Между тем потоки сближались, вторая, шедшая от центра, была значительно больше. Впереди здоровенный парубок с оселедцем на голове тащил портрет Бандеры, за ним несколько таких же вели под руки тройку древних стариков в форме ОУН-УПА с многочисленными значками на мундирах, а позади размахивала дрекольем и бесновалась толпа, состоявшая из молодежи.
Когда меж колоннами оставалось метров пятьдесят, из переулка выкатил автобус, резко затормозил, и из него стали выскакивать милиционеры с дубинками.
— Взвод ППС, — сказал кто-то из бойцов. — Вовремя.
Жидкая цепь правоохранителей встала живой преградой меж остановившихся друг против друга колонн, и из бандеровской кто-то прогавкал в мегафон «бый зрадныкив!».
В колонну с флагами и сотрудников МВД полетели булыжники, в первых рядах завязалась драка.
— Так, — выщелкнул из штатива у ног «демократизатор» майор. — Оружие оставить в машине с Костей.
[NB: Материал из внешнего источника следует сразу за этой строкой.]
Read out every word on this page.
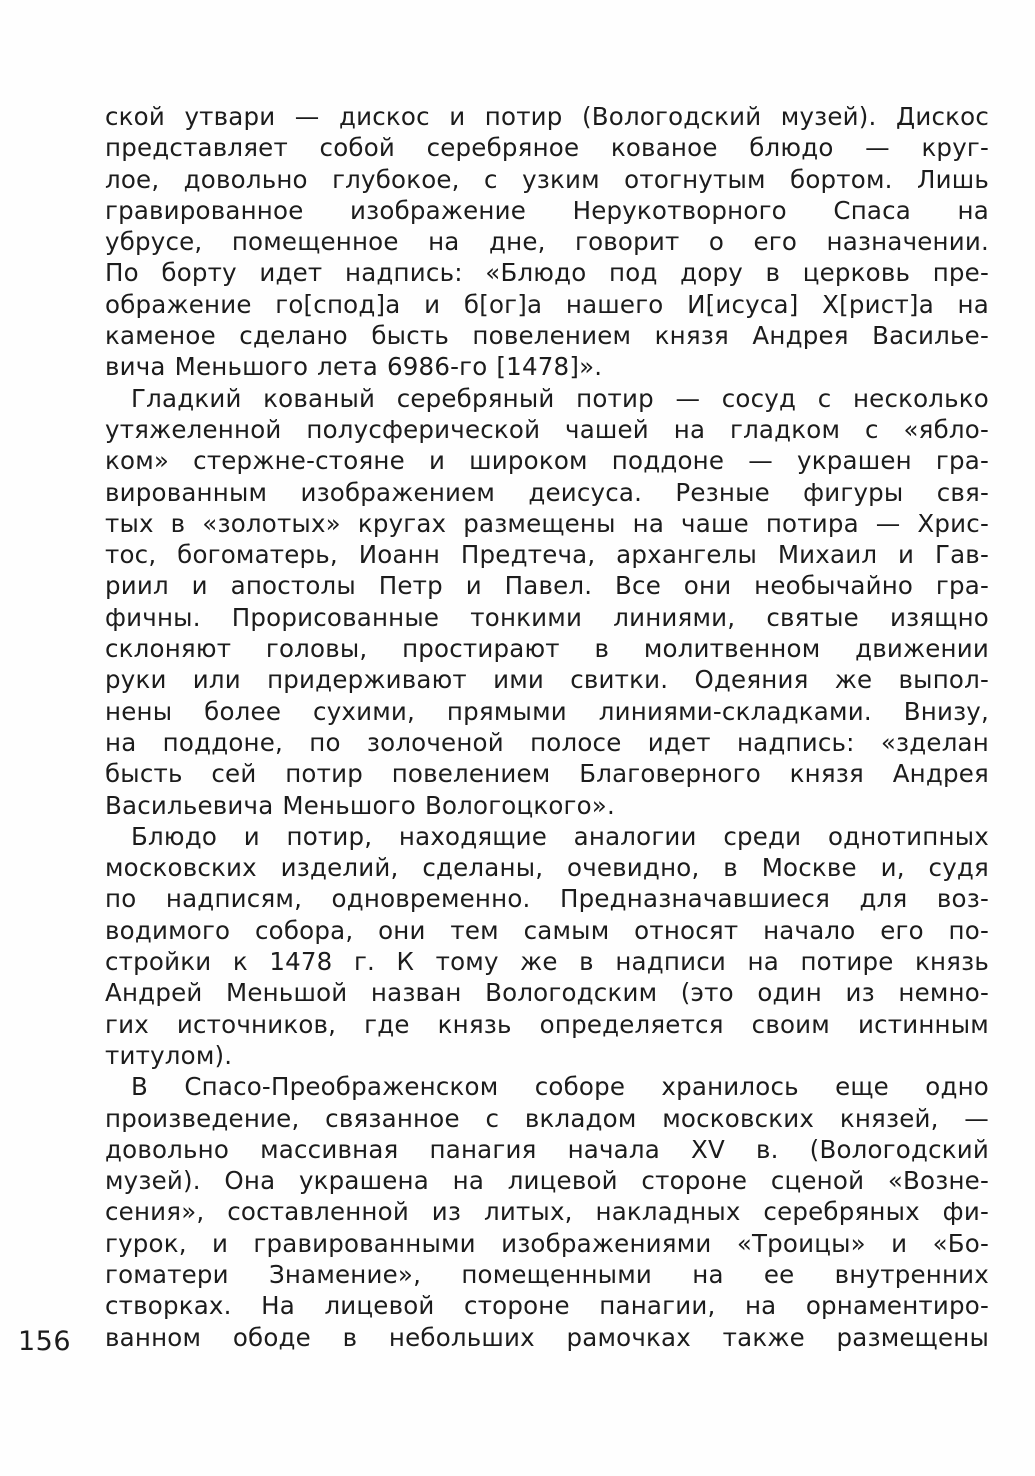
ской утвари — дискос и потир (Вологодский музей). Дискос
представляет собой серебряное кованое блюдо — круг-
лое, довольно глубокое, с узким отогнутым бортом. Лишь
гравированное изображение Нерукотворного Спаса на
убрусе, помещенное на дне, говорит о его назначении.
По борту идет надпись: «Блюдо под дору в церковь пре-
ображение го[спод]а и б[ог]а нашего И[исуса] Х[рист]а на
каменое сделано бысть повелением князя Андрея Василье-
вича Меньшого лета 6986-го [1478]».
Гладкий кованый серебряный потир — сосуд с несколько
утяжеленной полусферической чашей на гладком с «ябло-
ком» стержне-стояне и широком поддоне — украшен гра-
вированным изображением деисуса. Резные фигуры свя-
тых в «золотых» кругах размещены на чаше потира — Хрис-
тос, богоматерь, Иоанн Предтеча, архангелы Михаил и Гав-
риил и апостолы Петр и Павел. Все они необычайно гра-
фичны. Прорисованные тонкими линиями, святые изящно
склоняют головы, простирают в молитвенном движении
руки или придерживают ими свитки. Одеяния же выпол-
нены более сухими, прямыми линиями-складками. Внизу,
на поддоне, по золоченой полосе идет надпись: «зделан
бысть сей потир повелением Благоверного князя Андрея
Васильевича Меньшого Вологоцкого».
Блюдо и потир, находящие аналогии среди однотипных
московских изделий, сделаны, очевидно, в Москве и, судя
по надписям, одновременно. Предназначавшиеся для воз-
водимого собора, они тем самым относят начало его по-
стройки к 1478 г. К тому же в надписи на потире князь
Андрей Меньшой назван Вологодским (это один из немно-
гих источников, где князь определяется своим истинным
титулом).
В Спасо-Преображенском соборе хранилось еще одно
произведение, связанное с вкладом московских князей, —
довольно массивная панагия начала XV в. (Вологодский
музей). Она украшена на лицевой стороне сценой «Возне-
сения», составленной из литых, накладных серебряных фи-
гурок, и гравированными изображениями «Троицы» и «Бо-
гоматери Знамение», помещенными на ее внутренних
створках. На лицевой стороне панагии, на орнаментиро-
ванном ободе в небольших рамочках также размещены
156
Остальным надеть сферы и на выход!
Спецназ прибежал на место вовремя. Один из сержантов уже валялся на земле, и его пинали ногами несколько молодчиков, остальные с ревом напирали на стражей правопорядка.
— Цепь! — перекрывая шум, рявкнул майор, бойцы протиснулись к коллегам и дружно заработали дубинками.
Первые ряды нападавших смешались, кто-то визгливо заорал «бэркут!», и обстановка резко изменилась. Увидев спецназ, пэпээсники оживились, усилили напор, и толпа националистов стала разбегаться. На руках самых активных, сваленных наземь шубинскими бойцами, милиционеры защелкивали наручники и препровождали в автобус.
— Спасибо тебе, майор, — подошел к Шубину раскрасневшийся подполковник с рацией в руках. — А то я уже собирался вызывать подмогу.
— И вид нас спасыби, — прихромал со стороны возмущенных ветеранов войны щуплый старичок с тремя орденами «Славы» на потертом пиджаке в сопровождении еще двух ветеранов. — Гарно далы цим фашистам!
— С праздником вас, отцы, — тепло пожал руки всем троим Александр Иванович (то же сделал подполковник), — можете следовать дальше.
— И мы с вами, — добавил милицейский начальник. — Теперь все будет нормально.
Отъехав от Тернополя километров пятьдесят, переваливаясь на колдобинах, внедорожник свернул на грунтовку и встал на опушке леса. Когда бойцы вышли из кабины, в уши полилась тишина, перемежаемая стуком дятла, ноздри заполнили запахи цветов и разнотравья.
— Хорошо-то как, — восхищенно обозрел ландшафт майор. — Всем накрывать на стол! Будем отмечать День Победы!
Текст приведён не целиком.